Grant Shapps on why the railway has a critical role to play in Sheffield and the North
Transport Secretary Grant Shapps gives The Star his views on the future of rail in the north of England and how crucial he believes it is to ‘levelling up’...
It is unsurprising that HS2 has a much higher media profile than the Transpennine Route Upgrade (TRU). In fact, if you Google HS2, you’ll generate thirteen times more online search results than Transpennine.
And yet, for the many Northern communities it serves, the TRU remains a critically important infrastructure programme. Not just those directly along the 76-mile line between Manchester, Huddersfield, Leeds and York – but the many more communities on routes to Sheffield, Preston, Bradford, Barnsley and Newcastle who benefit from links to the Transpennine railway.
Building a new, national high speed railway is crucial to levelling up our country. But just as important is improving existing connections, which link villages and towns with suburbs and cities. And they don’t come more important than the Transpennine Route, which last week received another £317 million funding boost from the Government to make sure work remains on track. That’s in addition to the £589 million I announced for the scheme last summer.
The TRU includes some of the busiest stretches of railway in the North, so the investment will help us increase capacity, relieve bottlenecks and make services more reliable. It will also help us deliver faster journeys, greater resilience, and better stations. It means we can move forward with electrifying over 50% of the route, including sections between Manchester and Stalybridge, Huddersfield and Leeds, and Church Fention and York. We are currently exploring full electrification of the route, further station upgrades and digital signalling in the future. But in the meantime, work on the latest improvements will begin immediately.
Meanwhile, we’ve also completed work on the first phase of the £1.5 billion Midland Main Line upgrade, a project with significant implications for passengers in the North. It means faster services for commuters, reducing peak journey times from Sheffield to London St Pancras to just over two hours.
Delivering this new infrastructure to improve services and reliability for passengers alongside a major overhaul in the timetable on the main line was completed smoothly, thanks to close collaboration between Network Rail and train operators. Further upgrades to the line will allow for new, hybrid Intercity trains to operate. And to support greener travel, my Department is working closely with Network Rail to look at electrification of the whole route.

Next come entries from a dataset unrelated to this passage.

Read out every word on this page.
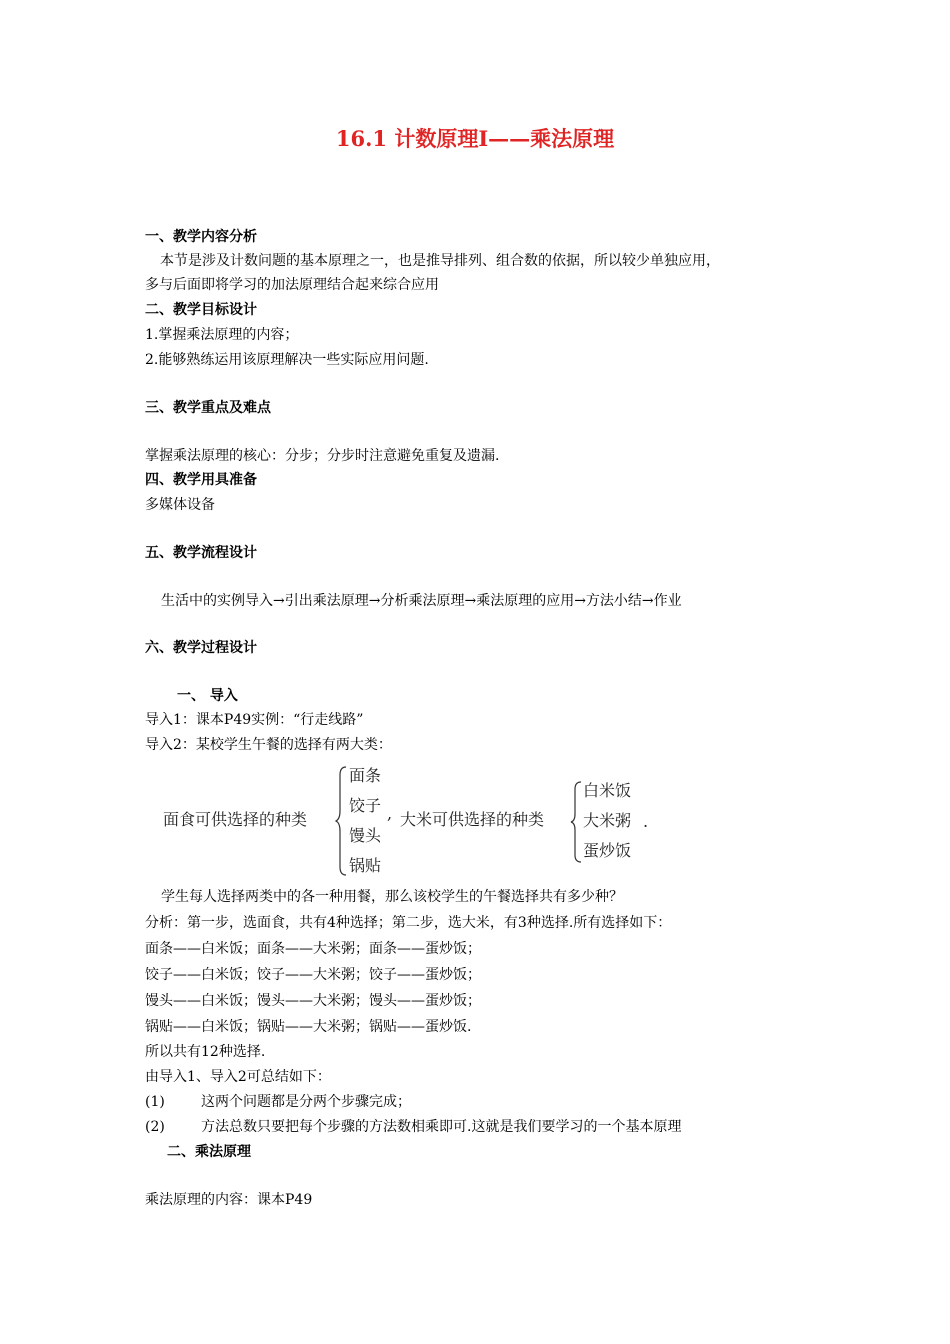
16.1 计数原理Ⅰ——乘法原理
一、教学内容分析
本节是涉及计数问题的基本原理之一，也是推导排列、组合数的依据，所以较少单独应用，
多与后面即将学习的加法原理结合起来综合应用
二、教学目标设计
1.掌握乘法原理的内容；
2.能够熟练运用该原理解决一些实际应用问题.
三、教学重点及难点
掌握乘法原理的核心：分步；分步时注意避免重复及遗漏.
四、教学用具准备
多媒体设备
五、教学流程设计
生活中的实例导入→引出乘法原理→分析乘法原理→乘法原理的应用→方法小结→作业
六、教学过程设计
一、 导入
导入1：课本P49实例：“行走线路”
导入2：某校学生午餐的选择有两大类：
面食可供选择的种类
面条
饺子
馒头
锅贴
, 大米可供选择的种类
白米饭
大米粥
蛋炒饭
.
学生每人选择两类中的各一种用餐，那么该校学生的午餐选择共有多少种？
分析：第一步，选面食，共有4种选择；第二步，选大米，有3种选择.所有选择如下：
面条——白米饭；面条——大米粥；面条——蛋炒饭；
饺子——白米饭；饺子——大米粥；饺子——蛋炒饭；
馒头——白米饭；馒头——大米粥；馒头——蛋炒饭；
锅贴——白米饭；锅贴——大米粥；锅贴——蛋炒饭.
所以共有12种选择.
由导入1、导入2可总结如下：
(1)	这两个问题都是分两个步骤完成；
(2)	方法总数只要把每个步骤的方法数相乘即可.这就是我们要学习的一个基本原理
二、乘法原理
乘法原理的内容：课本P49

Getting large infrastructure schemes funded and built is a huge task. But before that can happen, we have to make sure each project fits our wider vision for the network, maximising benefits for passengers and freight operators. New lines must dovetail with old ones, and be cost effective – which also means they should be built as efficiently as possible.
This is complex work. But soon we will be in a position to set out our detailed plans for HS2 and Northern Powerhouse Rail in the North.
Whilst HS2 was originally planned to be a long-term project, taking several decades to bring benefits, we think we can bring that forward substantially by building in a smarter way. This is the work we’ve called our Integrated Rail Plan, which will be published and will look at how best to deliver HS2 Phase 2b, Northern Powerhouse Rail (NPR) and other major Network Rail programmes.
The railway has a critical role to play in Sheffield and the North’s future more generally, just as it has in its past. That means not only linking major cities with fast, reliable transport connection, but also ensuring that towns and communities across the region can benefit from a better railway. The decisions we’re taking now will create a legacy of world class connectivity and economic prosperity across the North for future generations, and we’re determined to get them right.